Pur essendo totalmente contro qualsiasi episodio di violenza e di prevaricazione, vorrei fare un leggero distinguo tra uno stupro e i casi che recentemente abbiamo letto a proposito di attrici alle quali è stato imposto di avere relazioni sessuali in cambio di opportunità per la loro carriera. Non vorrei essere frainteso, detesto qualsiasi persona che richieda prestazioni sessuali in cambio di un qualsiasi favore, perché lede la dignità, è una sottile e subdola forma di violenza che riduce a un mero scambio di interessi qualcosa di bello come la sessualità, ma nel caso delle attrici c’è stata la richiesta e quindi la possibilità di rifiutare.
Non sto a sindacare se sia giusto o sbagliato l’aver accettato, credo che in questi casi solo chi è coinvolto è titolato a motivare la sua scelta.
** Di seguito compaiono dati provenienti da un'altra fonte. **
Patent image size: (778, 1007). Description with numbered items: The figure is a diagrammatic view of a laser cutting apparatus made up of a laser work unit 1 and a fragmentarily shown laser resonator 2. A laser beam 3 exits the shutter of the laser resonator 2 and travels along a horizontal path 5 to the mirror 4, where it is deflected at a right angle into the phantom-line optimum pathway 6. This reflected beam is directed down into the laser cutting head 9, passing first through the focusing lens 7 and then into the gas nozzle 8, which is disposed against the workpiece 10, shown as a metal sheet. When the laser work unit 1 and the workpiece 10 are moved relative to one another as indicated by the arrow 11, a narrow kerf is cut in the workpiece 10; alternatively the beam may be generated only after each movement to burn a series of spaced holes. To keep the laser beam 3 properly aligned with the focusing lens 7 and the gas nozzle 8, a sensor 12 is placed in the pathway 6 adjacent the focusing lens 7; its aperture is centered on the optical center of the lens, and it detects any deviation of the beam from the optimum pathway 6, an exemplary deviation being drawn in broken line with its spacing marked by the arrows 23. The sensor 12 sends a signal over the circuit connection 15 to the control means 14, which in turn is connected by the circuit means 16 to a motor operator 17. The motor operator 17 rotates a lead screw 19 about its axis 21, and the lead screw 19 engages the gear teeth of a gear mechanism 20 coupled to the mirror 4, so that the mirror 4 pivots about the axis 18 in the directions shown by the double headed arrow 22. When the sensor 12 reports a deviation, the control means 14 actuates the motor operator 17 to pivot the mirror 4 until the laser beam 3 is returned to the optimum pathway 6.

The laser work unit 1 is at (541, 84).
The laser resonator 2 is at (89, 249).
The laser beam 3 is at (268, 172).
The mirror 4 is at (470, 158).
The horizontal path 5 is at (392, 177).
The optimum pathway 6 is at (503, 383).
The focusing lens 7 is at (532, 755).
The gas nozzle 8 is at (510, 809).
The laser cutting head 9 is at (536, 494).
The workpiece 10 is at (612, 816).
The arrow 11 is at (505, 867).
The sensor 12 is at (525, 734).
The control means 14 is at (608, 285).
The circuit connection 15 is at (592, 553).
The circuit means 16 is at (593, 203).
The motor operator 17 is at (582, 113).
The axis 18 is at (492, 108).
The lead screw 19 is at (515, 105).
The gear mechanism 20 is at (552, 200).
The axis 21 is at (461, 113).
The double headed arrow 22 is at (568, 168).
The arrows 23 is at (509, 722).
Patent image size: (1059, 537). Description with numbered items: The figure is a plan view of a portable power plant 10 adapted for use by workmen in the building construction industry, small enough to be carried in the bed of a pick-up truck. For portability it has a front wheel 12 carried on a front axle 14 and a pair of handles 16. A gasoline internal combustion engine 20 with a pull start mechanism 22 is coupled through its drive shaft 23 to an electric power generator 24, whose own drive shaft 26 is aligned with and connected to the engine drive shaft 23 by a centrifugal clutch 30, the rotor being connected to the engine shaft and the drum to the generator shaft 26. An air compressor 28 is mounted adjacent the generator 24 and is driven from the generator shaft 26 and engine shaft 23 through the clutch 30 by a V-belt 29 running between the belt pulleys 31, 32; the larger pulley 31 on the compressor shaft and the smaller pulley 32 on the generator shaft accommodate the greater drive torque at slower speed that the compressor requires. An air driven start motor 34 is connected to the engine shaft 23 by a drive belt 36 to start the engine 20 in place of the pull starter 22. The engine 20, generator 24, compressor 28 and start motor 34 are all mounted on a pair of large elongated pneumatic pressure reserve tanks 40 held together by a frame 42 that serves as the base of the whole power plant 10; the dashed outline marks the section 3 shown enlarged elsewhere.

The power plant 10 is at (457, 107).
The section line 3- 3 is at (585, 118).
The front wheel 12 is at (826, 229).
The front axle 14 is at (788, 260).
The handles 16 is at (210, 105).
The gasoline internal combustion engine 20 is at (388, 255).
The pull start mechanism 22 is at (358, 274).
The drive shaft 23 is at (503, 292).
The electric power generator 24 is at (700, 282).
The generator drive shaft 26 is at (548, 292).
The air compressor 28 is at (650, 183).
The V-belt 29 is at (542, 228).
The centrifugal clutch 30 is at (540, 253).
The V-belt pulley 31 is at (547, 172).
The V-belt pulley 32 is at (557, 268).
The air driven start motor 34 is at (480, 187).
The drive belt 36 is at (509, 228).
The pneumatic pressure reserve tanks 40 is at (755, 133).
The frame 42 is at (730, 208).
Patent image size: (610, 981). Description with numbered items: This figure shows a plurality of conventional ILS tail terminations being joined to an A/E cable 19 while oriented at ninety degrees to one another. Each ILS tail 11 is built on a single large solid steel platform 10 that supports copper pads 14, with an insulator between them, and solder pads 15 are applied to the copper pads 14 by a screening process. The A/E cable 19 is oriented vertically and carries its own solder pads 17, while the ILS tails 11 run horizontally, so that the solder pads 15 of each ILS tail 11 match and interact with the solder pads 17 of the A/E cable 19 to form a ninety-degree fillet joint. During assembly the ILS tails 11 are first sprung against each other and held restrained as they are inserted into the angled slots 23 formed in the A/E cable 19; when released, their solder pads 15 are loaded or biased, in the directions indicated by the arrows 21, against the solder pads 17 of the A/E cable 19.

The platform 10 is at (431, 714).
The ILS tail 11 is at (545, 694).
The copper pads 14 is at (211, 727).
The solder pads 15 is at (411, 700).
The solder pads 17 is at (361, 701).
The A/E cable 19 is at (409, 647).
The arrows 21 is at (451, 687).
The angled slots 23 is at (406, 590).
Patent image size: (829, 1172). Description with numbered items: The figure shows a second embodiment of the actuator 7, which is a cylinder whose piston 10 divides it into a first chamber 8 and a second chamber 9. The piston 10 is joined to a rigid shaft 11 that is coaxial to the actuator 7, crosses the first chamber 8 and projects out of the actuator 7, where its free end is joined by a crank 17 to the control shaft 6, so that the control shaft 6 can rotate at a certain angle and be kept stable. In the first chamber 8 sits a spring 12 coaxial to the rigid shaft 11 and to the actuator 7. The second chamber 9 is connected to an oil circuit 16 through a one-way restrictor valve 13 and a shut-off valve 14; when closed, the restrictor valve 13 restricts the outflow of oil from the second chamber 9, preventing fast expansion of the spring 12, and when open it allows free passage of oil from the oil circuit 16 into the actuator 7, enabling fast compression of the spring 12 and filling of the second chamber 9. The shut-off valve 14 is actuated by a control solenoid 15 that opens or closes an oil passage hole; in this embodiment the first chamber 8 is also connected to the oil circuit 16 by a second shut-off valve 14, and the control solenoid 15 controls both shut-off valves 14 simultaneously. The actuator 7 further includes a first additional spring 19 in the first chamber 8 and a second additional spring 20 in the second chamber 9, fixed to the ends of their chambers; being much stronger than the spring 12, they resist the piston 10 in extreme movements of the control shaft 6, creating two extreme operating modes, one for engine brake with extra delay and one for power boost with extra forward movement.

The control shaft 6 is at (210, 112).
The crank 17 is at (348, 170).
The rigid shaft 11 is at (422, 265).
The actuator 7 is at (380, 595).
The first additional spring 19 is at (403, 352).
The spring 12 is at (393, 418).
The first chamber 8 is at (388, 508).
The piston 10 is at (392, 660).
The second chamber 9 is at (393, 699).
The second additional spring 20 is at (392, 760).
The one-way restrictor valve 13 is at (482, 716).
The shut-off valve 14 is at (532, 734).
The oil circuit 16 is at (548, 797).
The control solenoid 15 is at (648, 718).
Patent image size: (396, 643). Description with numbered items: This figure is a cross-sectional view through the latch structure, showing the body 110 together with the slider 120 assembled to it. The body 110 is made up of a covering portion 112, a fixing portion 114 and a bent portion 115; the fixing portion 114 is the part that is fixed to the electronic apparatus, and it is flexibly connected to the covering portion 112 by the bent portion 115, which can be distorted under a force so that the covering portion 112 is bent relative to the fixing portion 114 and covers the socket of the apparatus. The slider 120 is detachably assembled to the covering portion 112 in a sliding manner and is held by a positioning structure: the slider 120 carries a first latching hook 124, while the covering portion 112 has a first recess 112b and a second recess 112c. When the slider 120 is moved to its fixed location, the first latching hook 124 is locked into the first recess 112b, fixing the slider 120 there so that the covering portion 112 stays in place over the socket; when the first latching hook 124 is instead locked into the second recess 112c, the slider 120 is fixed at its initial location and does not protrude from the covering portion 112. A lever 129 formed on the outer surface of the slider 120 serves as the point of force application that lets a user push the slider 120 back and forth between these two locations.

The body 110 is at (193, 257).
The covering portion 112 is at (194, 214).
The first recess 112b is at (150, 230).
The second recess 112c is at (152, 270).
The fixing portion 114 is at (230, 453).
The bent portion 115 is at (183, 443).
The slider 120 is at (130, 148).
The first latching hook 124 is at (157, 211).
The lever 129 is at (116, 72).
Mi sorprende solo il lungo silenzio, una denuncia, un cercare appoggio e consigli da altre donne, sarebbe stato forse necessario, forse avrebbe potuto interrompere questa lunga serie di vergognosi comportamenti da parte del produttore. Ripeto, condanno assolutamente il gesto del produttore, ma credo che alcune delle donne interessate, molte delle quali attrici affermate, avrebbero senza dubbio avuto il potere di fermarlo con le loro testimonianze, non capisco il ritardo, considerando che, una volta uscite allo scoperto hanno cominciato a ottenere il risultato di isolarlo e questo è già un passo avanti.
Per quanto concerne lo stupro, invece, la situazione è tragicamente diversa, in questo caso non c’è trattativa, prevale la legge del più forte, c’è solo violenza, prevaricazione, umiliazione, abuso, si toglie alla vittima la sicurezza, la serenità, la visione disincantata del sesso, la gioia e anche la fiducia verso gli altri. La vittima precipita in un incubo e molte volte si colpevolizza (questo è uno dei danni maggiori). Ho avuto modo di vedere, per motivi di lavoro, gli occhi delle donne che erano state violentate per motivazioni etniche, in questo caso marchiate anche con l’estrazione di un canino, una sorta di timbro per farle riconoscere da tutti e aumentare così in loro il senso di disagio sociale: posso dire che nei loro sguardi qualcosa era andato via, si era veramente spenta la luce, con quel vile atto avevano tolto tutto a queste povere vittime, mai come allora mi sono vergognato di essere un uomo.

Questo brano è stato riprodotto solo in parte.